I tak Assassin’s Creed: Codename Red stało się oficjalnie Assassin’s Creed: Shadows.
Na chwilę obecną otrzymaliśmy trailer CGI – na więcej musimy poczekać do lata. Jednak już teraz Ubisoft przedstawił garść informacji o grze. Akcja Assassin’s Creed Shadows rozgrywa się w feudalnej Japonii, a w grze pojawią się dwie grywalne postacie oferujące różne style rozgrywki – do każdej sytuacji będzie można podejść skrycie lub atakiem frontalnym, bardziej w stylu ostatniej trylogii RPG. Mapa świata wielkością ma przypominać Egipt z Origins. Sama historia poprowadzona ma być w nieliniowy sposób, a polowanie na cele ma być zaskakujące – nasze ofiary mają bowiem posiadać swój grafik dnia i być może na niektóre z nich wpadniemy przy okazji, zupełnym zrządzeniem losu.
Premierę wyznaczono na 15 listopada. Gra zmierza na PC oraz konsole wyłącznie bieżącej generacji, tj. PlayStation 5 oraz Xboksy Series S i X.
Szast-Prast News
W tym tygodniu promocja – nie jeden, a trzy szybkie strzały!
- W raporcie finansowym dotyczącym czwartego kwartału roku fiskalnego 2024, Take-Two Interactive poinformowało, że premiera Grand Theft Auto VI będzie miała miejsce najprawdopodobniej w okresie wrzesień-listopad 2025 r.

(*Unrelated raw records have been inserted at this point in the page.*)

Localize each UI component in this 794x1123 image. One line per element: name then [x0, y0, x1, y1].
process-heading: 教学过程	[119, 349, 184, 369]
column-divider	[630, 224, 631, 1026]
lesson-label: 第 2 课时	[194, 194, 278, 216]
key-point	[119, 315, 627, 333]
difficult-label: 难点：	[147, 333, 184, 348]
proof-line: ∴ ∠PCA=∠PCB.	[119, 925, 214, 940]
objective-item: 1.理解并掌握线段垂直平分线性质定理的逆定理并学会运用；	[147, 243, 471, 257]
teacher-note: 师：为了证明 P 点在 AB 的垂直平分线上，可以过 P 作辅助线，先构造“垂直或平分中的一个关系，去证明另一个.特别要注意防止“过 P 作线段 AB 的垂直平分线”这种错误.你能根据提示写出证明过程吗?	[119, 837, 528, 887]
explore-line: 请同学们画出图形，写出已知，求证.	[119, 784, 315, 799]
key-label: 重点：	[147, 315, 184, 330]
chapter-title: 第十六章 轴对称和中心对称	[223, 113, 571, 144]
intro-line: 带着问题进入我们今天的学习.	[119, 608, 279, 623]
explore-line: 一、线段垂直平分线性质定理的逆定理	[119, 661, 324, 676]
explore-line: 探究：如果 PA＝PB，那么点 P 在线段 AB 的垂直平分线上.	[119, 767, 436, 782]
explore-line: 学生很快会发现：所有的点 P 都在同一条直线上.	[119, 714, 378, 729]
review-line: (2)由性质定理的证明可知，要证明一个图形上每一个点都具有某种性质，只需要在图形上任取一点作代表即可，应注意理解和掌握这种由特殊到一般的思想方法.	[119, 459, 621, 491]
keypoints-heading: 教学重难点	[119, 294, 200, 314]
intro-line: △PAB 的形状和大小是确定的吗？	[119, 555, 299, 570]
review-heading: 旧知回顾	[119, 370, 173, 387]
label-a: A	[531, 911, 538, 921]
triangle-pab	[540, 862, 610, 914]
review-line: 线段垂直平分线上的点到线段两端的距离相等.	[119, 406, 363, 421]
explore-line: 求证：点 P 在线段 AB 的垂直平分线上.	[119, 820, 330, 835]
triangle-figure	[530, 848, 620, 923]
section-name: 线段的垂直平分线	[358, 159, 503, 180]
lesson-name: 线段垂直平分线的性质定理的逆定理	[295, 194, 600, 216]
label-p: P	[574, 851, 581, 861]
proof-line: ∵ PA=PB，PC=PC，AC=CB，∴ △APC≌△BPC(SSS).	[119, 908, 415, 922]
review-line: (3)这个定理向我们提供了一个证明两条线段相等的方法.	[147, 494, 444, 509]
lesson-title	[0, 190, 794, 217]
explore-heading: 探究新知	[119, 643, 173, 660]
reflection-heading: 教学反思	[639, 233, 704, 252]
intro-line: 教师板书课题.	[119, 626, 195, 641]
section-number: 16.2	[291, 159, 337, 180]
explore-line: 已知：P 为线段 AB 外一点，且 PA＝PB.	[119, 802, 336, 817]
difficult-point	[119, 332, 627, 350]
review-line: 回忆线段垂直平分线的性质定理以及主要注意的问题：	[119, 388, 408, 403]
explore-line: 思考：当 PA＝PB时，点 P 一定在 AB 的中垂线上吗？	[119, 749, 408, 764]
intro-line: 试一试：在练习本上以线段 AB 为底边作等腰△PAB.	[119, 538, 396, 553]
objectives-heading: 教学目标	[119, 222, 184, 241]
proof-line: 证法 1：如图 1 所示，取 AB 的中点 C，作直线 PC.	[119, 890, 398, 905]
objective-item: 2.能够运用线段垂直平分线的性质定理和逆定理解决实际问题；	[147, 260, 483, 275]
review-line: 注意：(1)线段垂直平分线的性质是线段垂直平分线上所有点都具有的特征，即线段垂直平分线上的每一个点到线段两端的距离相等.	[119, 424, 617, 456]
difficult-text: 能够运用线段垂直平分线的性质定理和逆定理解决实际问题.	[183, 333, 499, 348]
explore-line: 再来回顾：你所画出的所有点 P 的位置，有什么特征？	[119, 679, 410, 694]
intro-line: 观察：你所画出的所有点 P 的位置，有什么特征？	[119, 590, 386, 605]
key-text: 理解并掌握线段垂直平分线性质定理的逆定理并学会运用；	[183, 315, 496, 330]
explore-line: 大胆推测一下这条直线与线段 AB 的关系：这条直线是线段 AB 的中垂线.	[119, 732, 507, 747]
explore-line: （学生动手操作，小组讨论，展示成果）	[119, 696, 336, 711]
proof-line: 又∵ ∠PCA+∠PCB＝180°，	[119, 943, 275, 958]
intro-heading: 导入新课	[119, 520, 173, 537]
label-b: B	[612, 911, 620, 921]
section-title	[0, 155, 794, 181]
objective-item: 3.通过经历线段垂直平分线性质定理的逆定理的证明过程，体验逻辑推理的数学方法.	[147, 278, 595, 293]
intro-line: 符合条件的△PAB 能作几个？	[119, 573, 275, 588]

- Przy okazji Strauss Zelnick, prezes Take-Two, pochwalił się, że poprzednia odsłona serii, czyli wydane 11 lat temu Grand Theft Auto V, rozeszło się już w liczbie 200 milionów egzemplarzy (wzrost o 5 milionów od lutego b.r.). Mimo to firma wciąż bieduje.
- Pomimo masy zawirowań związanych z próbą wprowadzenia łączenia kont PSN z kontami Steam , a później wycofaniu się z tego pomysłu przez Sony po dość ostrej reakcji społeczności PC, Helldivers 2 wciąż jest bardzo popularną produkcją. Na tyle nawet, że stała się najszybciej sprzedającym się tytułem Sony (w liczbie 12 milionów sztuk – ogółem) oraz “największym hitem Sony na PC”.
To wszystko na dziś.
Do zobaczenia w kolejnej odsłonie Cross News!
Zwiastun AC: Shadows bardzo solidny i ładnie wprowadzający w klimat Japonii. Burza o kolor skóry jednego z bohaterów może i słuszna, ale w dłuższej perspektywie to sprawa marginalna, a sama gra będzie oceniana przez pryzmat swoich poprzedników. Na grę nie czekam ani trochę, ale z pewnością będę śledził temat. Ciekaw jestem jakie wnioski wyciągnięto po Valhalli i Mirage, a także czy cokolwiek nowego Ubisoft jest jeszcze w stanie zaproponować w ramach utartego schematu. Z kolei premiera GTA 6 pod koniec przyszłego roku wydaje mi się bardzo mało prawdopodobna, ale kto wie, czas pokaże.